For a cooling effect fans should run in a counterclockwise or forward motion. This helps to force air down in the room which gives a wind chill effect that makes a room feel cooler. Ultimately the warmer the weather, the higher the speed of the fan should be. If you’re not feeling the fan, turn the fan off and use the reverse toggle switch and turn it back on at high speed.
Some homeowners save up to 40% on air conditioning costs with these changes. It reduces the use of central or window air conditioning units and creates a cooling wind chill effect on the skin that can make a room feel up to 8 degrees cooler.
During the summer you will want maximum wind chill effect. This means that the main column of air rushing straight down from the fan. It’s important to understand that if your fan is not directly over the area you want to feel cooler then you might find it is more comfortable to run your fan at a higher speed in the wrong direction, which will push air out further to where you’re spending most of your time. This all depends on fan placement in your home.
During the winter, a fan should run clockwise or reverse at a low speed. This helps to draw the room air up toward the ceiling and forces that warm air down and toward the walls. This avoids the wind chill effect felt during the summer months. Always run your fan at a low speed during cold weather months.
Redistribution of warm air in a home makes it feel more warm and comfortable. Homeowners can save up to 15% in total heating costs and also reduce the cost of heating fuel. This will also reduce clutter in a home that uses space heaters or heating blankets to stay warm in cold weather.
In cold weather, you won’t want to feel air movement from a fan. Test this by standing underneath the fan and turn it on high speed. Determine what mode will have you feeling the least amount of air. It’s important to note that you may have some wind chill effect no matter what speed you use during this time, but having it going in the right direction will increase its effectiveness at keeping your home warm. This is because the fan draws cooler air from the floor directly above the fan where it is mixed with warmer air. This air is then kicked out from the ceiling toward the walls. Air is circulated giving you the least amount of direct air, which helps to minimize the wind chill effect we spoke of earlier.
Fan Direction Exceptions
There are always exceptions to rules such as in a dining room. Running a fan in reverse will make your food cooler faster, so it is advisable to keep your fans running in the same direction all year long in this room of your home. In bedrooms, some people don’t like feeling air blowing directly on them while others don’t mind. Adjust accordingly to each person and their particular bedroom. Also, in larger rooms you may want to install two different ceiling fans and use one in one direction and the other in the opposite direction. This will create a vortex of air flow and really hit the spot in terms of cooling or warming all year long. For smokers, you may want to run fans in reverse all the time as it will draw smoke up toward the ceiling and out toward the walls and away from guests, children and pets. Medium speed is best in these situations.
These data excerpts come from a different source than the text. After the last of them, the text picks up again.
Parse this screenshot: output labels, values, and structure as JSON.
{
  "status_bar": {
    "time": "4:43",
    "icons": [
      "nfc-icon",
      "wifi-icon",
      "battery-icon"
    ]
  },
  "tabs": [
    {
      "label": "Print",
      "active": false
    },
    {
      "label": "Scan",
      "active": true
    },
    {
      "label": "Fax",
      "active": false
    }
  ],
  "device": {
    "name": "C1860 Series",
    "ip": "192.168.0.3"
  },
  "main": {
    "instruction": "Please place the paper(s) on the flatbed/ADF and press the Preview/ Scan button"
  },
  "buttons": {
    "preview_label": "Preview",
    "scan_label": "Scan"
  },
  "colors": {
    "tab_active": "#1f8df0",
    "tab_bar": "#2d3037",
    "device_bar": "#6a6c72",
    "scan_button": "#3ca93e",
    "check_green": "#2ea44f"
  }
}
How to Adjust Fan Direction
Many of today’s fans have remote controls or wall controls that adjust their directions. However if your fan does not, look for a toggle switch on the motor housing found below the blades. Flip this switch to change the direction of your fan. For vertical switches, move it down for summer direction or up for winter direction. For fans with horizontal switches, flip the switch to the left for downward airflow for the warm weather months and to the right for upward airflow for cold weather.